Punto HTML con Texto Alineado


Spanish PM Sánchez Agrees to Everything
545 words | 2 minutes reading time

For more than a week, Spain and, above all, Madrid have been mired in protests. There is widespread revulsion at the confidence and supply agreement between Prime Minister Pedro Sánchez (PSOE, left) and Catalan separatist leader Carles Puigdemont (Junts, center). 

  • Demonstrations against the agreement between the PSOE and Puigdemont, who lives in self-imposed exile in Belgium, have centered on Madrid’s Ferraz Street, home to PSOE headquarters. 

  • Last Sunday, nearly a million citizens gathered in the country’s main streets and squares. Some protesters, especially those from Vox (right), criticized the establishment right’s perceived pusillanimity and advocated for a general strike.

  • Before the last elections, which were held in July, the PSOE was avowedly anti-amnesty. However, Sánchez needs Junts’ MPs to be sworn in as prime minister. 

Between the Lines. The PSOE has tried to portray its agreement as a masterful exercise in statesmanship, but frankly, it has given in on practically all important matters. In order to remain in power, the party has renounced one of the few points of consensus among Spain’s “constitutional” (unionist) parties. 

  • The agreement’s defining feature is a general amnesty for the separatist leaders behind the 2017 independence referendum. This culminated in the declaration of a Catalan Republic, hence the charges of sedition and rebellion against separatist leaders.

  • The agreement recognizes Catalan leaders’ wish to retain 100% of the taxes collected by the region, forcing Madrid to subsidize Barcelona. In 2021, the region’s deficit amounted to €21.98 billion, or 9.6% of Catalan GDP. 

  • Madrid will also partially forgive the autonomous communities’ debts. This ostensibly neutral policy delivers outsized benefits to Catalonia, Spain’s most indebted region; more than €15 billion will be forgiven under the jubilee.

Overview. Many of the amnesty’s opponents insist on its patently evident unconstitutionality, since the Constitution prohibits general pardons. These legal doubts are not expected to hinder the law’s enactment. 

  • The Constitutional Court (TC), the only body with the power to suppress the law once approved, is dominated by the left. 

  • It is rumored that the TC’s chief justice, Cándido Conde-Pumpido, is involved in drafting the law. Indeed, the magistrate was a prosecuter under former Prime Minister Zapatero, whose negotiations with ETA he lauded.

  • There is also no organic opposition within the PSOE. Emiliano García-Page, president of Castilla-La Mancha and an important party “baron,” has manifested his displeasure, but has refused to encourage an internal revolt. 

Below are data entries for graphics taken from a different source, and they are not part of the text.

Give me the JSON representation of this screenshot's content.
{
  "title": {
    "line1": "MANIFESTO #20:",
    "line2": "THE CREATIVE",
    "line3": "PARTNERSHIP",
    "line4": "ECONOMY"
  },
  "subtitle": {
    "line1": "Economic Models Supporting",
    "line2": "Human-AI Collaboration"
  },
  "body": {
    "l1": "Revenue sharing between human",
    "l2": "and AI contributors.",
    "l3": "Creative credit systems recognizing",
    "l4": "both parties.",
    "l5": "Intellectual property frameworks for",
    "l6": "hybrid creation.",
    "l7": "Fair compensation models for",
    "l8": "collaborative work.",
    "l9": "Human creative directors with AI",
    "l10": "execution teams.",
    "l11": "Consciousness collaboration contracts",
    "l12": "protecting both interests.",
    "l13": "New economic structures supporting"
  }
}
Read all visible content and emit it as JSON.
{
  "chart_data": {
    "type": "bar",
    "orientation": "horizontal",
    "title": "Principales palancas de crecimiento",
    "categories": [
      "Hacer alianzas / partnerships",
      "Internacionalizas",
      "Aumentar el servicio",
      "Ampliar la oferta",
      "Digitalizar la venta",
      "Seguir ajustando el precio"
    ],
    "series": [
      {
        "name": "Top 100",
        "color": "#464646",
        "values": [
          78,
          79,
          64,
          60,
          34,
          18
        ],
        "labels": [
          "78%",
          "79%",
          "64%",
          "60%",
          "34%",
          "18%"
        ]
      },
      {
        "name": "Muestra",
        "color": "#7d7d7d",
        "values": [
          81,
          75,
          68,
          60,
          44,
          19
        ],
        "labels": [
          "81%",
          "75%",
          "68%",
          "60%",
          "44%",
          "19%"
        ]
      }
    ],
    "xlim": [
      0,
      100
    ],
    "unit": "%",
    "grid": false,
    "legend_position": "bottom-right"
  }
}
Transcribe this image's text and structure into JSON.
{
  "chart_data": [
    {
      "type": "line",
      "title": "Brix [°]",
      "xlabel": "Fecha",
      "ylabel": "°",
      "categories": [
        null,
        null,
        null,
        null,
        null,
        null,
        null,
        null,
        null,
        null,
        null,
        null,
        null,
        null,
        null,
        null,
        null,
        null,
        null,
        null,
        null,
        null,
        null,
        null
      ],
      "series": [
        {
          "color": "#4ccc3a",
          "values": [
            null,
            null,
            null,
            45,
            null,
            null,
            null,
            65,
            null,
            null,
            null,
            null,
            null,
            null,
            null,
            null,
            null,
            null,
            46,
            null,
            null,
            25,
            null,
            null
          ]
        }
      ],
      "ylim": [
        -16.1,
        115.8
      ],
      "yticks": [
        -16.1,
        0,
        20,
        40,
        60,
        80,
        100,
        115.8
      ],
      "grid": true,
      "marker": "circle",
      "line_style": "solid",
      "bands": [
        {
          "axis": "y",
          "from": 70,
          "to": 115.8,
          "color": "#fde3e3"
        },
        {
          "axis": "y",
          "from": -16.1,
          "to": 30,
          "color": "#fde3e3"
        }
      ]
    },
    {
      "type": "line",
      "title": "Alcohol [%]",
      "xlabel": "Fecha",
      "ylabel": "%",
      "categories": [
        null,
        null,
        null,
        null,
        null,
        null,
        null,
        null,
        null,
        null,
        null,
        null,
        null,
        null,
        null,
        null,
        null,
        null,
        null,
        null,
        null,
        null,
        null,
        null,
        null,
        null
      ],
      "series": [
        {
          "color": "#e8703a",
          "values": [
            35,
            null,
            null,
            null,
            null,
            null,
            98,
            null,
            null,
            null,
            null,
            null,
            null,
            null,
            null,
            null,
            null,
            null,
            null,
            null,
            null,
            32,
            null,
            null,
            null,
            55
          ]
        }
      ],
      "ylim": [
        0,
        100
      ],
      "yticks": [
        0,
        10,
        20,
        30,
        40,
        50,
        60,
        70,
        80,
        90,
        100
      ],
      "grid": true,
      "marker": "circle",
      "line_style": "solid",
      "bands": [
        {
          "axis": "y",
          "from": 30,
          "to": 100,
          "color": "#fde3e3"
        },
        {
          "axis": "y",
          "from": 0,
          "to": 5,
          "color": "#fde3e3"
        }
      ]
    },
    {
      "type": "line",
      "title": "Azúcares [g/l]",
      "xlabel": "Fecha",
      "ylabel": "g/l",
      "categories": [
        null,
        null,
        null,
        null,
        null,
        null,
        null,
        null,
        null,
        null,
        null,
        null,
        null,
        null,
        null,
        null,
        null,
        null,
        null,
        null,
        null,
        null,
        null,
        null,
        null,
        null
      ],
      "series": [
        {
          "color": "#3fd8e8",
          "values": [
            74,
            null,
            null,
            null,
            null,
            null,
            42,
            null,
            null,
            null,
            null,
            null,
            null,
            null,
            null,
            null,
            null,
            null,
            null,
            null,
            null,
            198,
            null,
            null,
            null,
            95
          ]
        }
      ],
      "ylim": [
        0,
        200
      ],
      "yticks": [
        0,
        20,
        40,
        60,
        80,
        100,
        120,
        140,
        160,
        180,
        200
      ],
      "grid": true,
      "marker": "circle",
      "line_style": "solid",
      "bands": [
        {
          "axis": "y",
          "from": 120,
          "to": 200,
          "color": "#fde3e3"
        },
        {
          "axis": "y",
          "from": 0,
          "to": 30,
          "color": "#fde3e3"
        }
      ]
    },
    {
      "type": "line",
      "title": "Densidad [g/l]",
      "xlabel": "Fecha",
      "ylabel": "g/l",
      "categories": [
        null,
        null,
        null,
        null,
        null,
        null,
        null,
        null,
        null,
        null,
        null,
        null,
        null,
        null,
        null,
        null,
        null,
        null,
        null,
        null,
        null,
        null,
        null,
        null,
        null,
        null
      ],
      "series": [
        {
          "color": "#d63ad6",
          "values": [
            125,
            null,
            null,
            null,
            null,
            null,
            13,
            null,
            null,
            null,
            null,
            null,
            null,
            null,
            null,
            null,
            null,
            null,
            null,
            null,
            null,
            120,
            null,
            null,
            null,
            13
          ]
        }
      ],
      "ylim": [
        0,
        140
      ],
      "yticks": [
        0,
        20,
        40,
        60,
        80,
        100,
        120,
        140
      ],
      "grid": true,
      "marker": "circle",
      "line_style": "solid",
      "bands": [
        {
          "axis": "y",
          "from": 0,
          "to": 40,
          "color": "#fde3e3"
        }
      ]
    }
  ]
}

The Balance. The left, which swore never to offer an amnesty, now does so to maintain power, putting its control of the different branches of government to good use. This may embolden the Latin American left, which often takes Spain as a model of political praxis (and vice versa).

  • The European Union, which in theory serves as a guarantor of the legal order, has limited itself to “studying” the issue. It is extremely unlikely that Sánchez, with extensive contacts in Brussels, will be reprimanded. 

  • The right’s sole remaining strategy is that of head-on collision in the streets. The PP, until recently the hegemonic center-right party, controls the Senate and could delay, but not prevent, the law. 

  • There are, therefore, two options: either King Felipe VI refuses to sign the law, which is unlikely and would likely turn the PSOE into a republican force, or as Vox suggests, the right can call a general strike.